Christianity offered statistically significant protection against anaemia over non-Christian at 28 weeks. The difference in anaemia in pregnancy risk determined by religion has also been reported in India . Religion as a social determinant of health shapes the beliefs, norms, myths and conventions surrounding health and health-related behaviours . These health-related behaviours could range from food and hygiene norms to health seeking ones that can impact on the incidence and recovery from anaemia. Even though not assessed in this study, the more liberal Christian norms regarding animal foods which are high bioavailable sources of protein, iron and other micronutrients needed for haemoglobin formation could account for this.
Similarly, educational status of spouses offered some protection against anemia at 36 weeks but only at the secondary level. Generally, education as social determinant has been linked to higher nutrition and health literacy [81, 82] and higher economic fortunes [80, 81, 83] which directly impact on healthy behaviour leading to better health outcomes.
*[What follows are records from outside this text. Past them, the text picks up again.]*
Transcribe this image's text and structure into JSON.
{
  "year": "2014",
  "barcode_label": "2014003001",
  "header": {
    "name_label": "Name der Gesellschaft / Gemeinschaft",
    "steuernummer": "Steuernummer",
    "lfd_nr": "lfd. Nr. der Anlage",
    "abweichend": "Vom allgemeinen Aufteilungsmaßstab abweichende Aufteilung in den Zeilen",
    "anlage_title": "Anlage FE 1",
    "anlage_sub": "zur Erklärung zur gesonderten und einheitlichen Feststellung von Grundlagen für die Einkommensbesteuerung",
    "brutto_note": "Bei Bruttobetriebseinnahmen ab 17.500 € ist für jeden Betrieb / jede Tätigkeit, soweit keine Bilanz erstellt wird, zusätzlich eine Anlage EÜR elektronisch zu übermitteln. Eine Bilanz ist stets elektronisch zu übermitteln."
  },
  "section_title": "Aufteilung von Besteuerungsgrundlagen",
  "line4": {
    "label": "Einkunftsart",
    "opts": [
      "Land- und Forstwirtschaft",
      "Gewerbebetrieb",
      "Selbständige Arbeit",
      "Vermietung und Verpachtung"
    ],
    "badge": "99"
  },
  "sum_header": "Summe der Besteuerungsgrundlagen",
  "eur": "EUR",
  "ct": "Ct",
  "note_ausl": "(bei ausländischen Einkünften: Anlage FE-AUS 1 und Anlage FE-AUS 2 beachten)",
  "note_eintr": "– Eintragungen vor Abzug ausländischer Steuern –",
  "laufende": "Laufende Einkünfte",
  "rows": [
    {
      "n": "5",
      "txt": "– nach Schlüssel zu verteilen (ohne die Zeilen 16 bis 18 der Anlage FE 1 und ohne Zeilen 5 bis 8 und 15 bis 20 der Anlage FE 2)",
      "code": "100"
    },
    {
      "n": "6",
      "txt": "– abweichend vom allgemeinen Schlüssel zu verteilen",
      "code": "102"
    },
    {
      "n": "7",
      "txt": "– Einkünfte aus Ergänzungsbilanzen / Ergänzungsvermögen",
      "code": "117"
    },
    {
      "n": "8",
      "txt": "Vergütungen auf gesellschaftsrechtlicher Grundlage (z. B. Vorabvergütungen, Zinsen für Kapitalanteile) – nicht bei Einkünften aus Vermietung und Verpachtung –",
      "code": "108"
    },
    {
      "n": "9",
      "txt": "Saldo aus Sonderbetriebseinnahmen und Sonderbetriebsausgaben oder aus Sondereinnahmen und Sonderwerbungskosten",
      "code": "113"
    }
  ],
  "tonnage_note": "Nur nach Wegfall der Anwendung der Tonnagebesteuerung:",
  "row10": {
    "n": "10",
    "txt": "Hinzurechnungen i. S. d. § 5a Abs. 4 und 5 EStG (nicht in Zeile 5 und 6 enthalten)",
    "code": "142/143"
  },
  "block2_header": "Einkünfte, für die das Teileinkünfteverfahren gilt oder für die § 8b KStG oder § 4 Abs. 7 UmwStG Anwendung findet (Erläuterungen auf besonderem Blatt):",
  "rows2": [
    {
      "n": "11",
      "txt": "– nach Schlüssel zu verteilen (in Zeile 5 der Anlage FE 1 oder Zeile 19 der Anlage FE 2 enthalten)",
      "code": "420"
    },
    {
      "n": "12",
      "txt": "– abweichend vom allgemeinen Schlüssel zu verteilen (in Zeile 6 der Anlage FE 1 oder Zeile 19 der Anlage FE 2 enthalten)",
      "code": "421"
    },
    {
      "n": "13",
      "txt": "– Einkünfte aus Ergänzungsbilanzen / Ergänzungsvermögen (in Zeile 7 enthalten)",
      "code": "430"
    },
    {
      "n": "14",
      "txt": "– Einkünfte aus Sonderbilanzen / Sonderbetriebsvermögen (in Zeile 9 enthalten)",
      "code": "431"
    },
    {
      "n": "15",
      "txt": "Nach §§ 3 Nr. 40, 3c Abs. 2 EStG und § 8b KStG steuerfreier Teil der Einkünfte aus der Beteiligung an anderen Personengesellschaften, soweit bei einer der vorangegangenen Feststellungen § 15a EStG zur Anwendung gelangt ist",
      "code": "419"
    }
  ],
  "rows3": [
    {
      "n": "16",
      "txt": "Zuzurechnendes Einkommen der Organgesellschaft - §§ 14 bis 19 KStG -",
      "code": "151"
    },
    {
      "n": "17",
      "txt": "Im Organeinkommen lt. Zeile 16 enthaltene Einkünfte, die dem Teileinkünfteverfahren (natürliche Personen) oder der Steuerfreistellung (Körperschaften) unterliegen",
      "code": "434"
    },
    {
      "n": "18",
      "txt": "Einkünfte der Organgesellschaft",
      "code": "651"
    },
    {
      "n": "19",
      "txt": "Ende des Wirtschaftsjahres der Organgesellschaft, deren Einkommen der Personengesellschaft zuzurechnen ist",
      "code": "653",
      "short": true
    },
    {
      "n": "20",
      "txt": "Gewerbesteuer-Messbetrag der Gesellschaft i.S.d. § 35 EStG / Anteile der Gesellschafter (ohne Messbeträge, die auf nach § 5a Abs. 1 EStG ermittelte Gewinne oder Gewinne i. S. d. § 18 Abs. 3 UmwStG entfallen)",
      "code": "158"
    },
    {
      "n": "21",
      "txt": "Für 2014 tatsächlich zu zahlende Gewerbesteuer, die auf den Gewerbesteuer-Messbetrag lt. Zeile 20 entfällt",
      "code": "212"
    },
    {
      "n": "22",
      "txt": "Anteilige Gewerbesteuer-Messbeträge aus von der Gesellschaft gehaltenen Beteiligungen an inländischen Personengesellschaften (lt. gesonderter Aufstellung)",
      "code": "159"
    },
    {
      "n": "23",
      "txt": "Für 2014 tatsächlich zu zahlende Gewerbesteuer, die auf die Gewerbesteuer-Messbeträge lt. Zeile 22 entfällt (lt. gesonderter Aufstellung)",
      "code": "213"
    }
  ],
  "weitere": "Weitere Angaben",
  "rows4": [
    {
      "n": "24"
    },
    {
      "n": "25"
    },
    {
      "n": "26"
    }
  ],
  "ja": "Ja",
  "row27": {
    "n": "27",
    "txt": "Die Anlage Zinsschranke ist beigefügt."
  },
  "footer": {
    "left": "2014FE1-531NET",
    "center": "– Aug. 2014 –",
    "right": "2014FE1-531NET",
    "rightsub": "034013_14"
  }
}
Women with highest level of education are therefore more likely to have the cognitive and affective ability to access, understand, appraise anaemia prevention and control information as well as the material resources to use that information to stay non-anaemic or quickly recover from anaemia at 28 weeks or 36 weeks. Moreover, such women have good social standing and are therefore more likely to receive the needed attention. They are also more likely to be able to navigate effectively in the healthcare settings to demand care that meets their needs. This therefore calls for the education of the female child for better nutrition and anaemia outcomes in pregnancy.
Last but not the least, women in the first two wealthier households as expected were protected against anaemia at 28 weeks and 36 weeks. Previous studies have also documented similar findings [12, 78]. Wealth has been identified as a determinant of several health outcomes [81, 84].. While how wealth impact on anaemia status may be complex , the increase likelihood to have effective demand to anaemia prevention and control related commodities such as drugs, nutritious food, etc. is an advantage for women from wealthy households. This therefore may be the pathway to protection against anaemia in pregnancy. Empowering women economically may therefore be a means to the prevention and control of anaemia.